Nello scenario di base della Banca Centrale, con il prezzo medio del petrolio qualità Ural a 55 dollari al barile nel 2018 (in live rialzo rispetto a 53 dollari nel 2017), la crescita del PIL è prevista in un intervallo compreso tra +1,5% e +2%. La stessa Banca Centrale prevede il prezzo medio del petrolio scendere a 45 dollari nel 2019 con un conseguente nuovo rallentamento della dinamica del PIL (in un intervallo compreso tra 1% e 1,5%), mentre in uno scenario alternativo di ulteriore accelerazione della quotazione del greggio (a 58 nel 2019 e a 60 nel 2020) l’intervallo di crescita si alzerebbe di mezzo punto percentuale (a 1,5%-2%).
Nel 2017 il tasso tendenziale d’inflazione ha chiuso al 2,5%, dal 5,4% di fine 2016, ben al di sotto del 4% obiettivo della Banca Centrale, così come è previsto per gran parte del 2018, avvicinandosi al 4% solo a fine anno. Anche la discesa dei tassi d’interesse è andata al di là delle previsioni iniziali, con il tasso di riferimento pari al 7,75% a fine 2017 rispetto al 10% dell’anno precedente. Nuovi tagli sono attesi nella prima metà del 2018, laddove l’Autorità Monetaria vede il tasso di riferimento in un intervallo compreso tra il 6% ed il 7% nell’orizzonte di un anno. Il rapporto di cambio RUB/USD si è portato a 57,5 a fine 2017 con un apprezzamento del 5,7% rispetto alla quotazione di fine 2016 e gli analisti prevedono il mantenimento dei livelli attuali nel breve/medio periodo.

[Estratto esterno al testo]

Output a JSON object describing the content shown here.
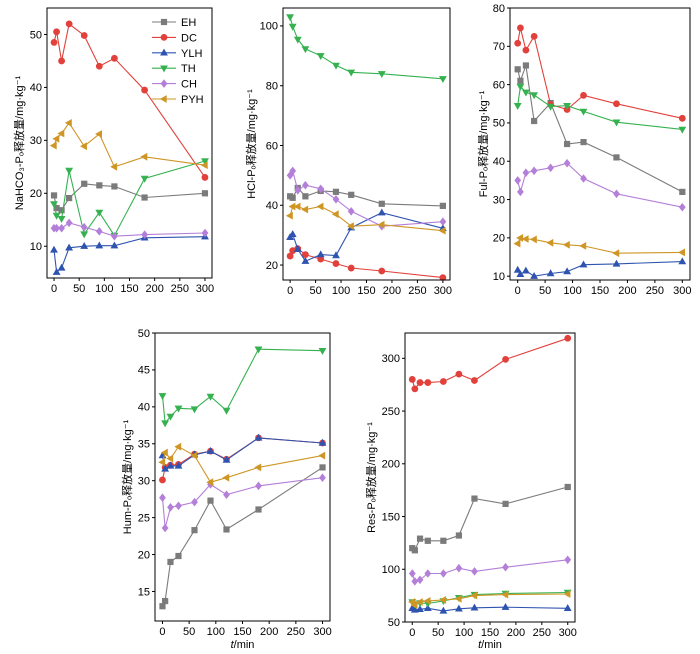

Secondo stime preliminari del Ministro delle Finanze, nel 2017 il deficit pubblico in rapporto al PIL si è collocato all’1,7% del PIL rispetto ad un obiettivo iniziale del 3,6%, laddove i conti pubblici hanno beneficiato dei maggiori proventi da idrocarburi. Il debito pubblico della Russia in rapporto al PIL resta contenuto (17,4% nel 2017 da 15,6% nel 2016), mentre lo scorso novembre le riserve valutarie ammontavano a 346 miliardi di dollari, da 308 mld a fine 2016. Le riserve superano il fabbisogno finanziario esterno stimato pari a 99 mld (reserve cover ratio 3,5) e, grazie all’aumento del PIL in valuta, il rapporto debito estero/PIL è sceso al 34%, dal 41% nel 2016. Secondo stime del FMI e della Banca Centrale, il surplus corrente in rapporto al PIL si è portato al 2,8% nel 2017, dal 2% nel 2016: nell’ipotesi di un ulteriore contenuto aumento del prezzo del petrolio, il surplus corrente è previsto salire al 3,2% del PIL nel 2018. Ecco allora che, dopo aver tagliato ripetutamente la loro valutazione del debito sovrano in valuta della Russia tra il 2015 ed il 2016, nell’ultimo anno le maggiori agenzie hanno espresso giudizi migliorativi sul Paese: sia S&P che Fitch hanno un outlook positivo, mentre Moody’s ha portato l’outlook da negativo a stabile.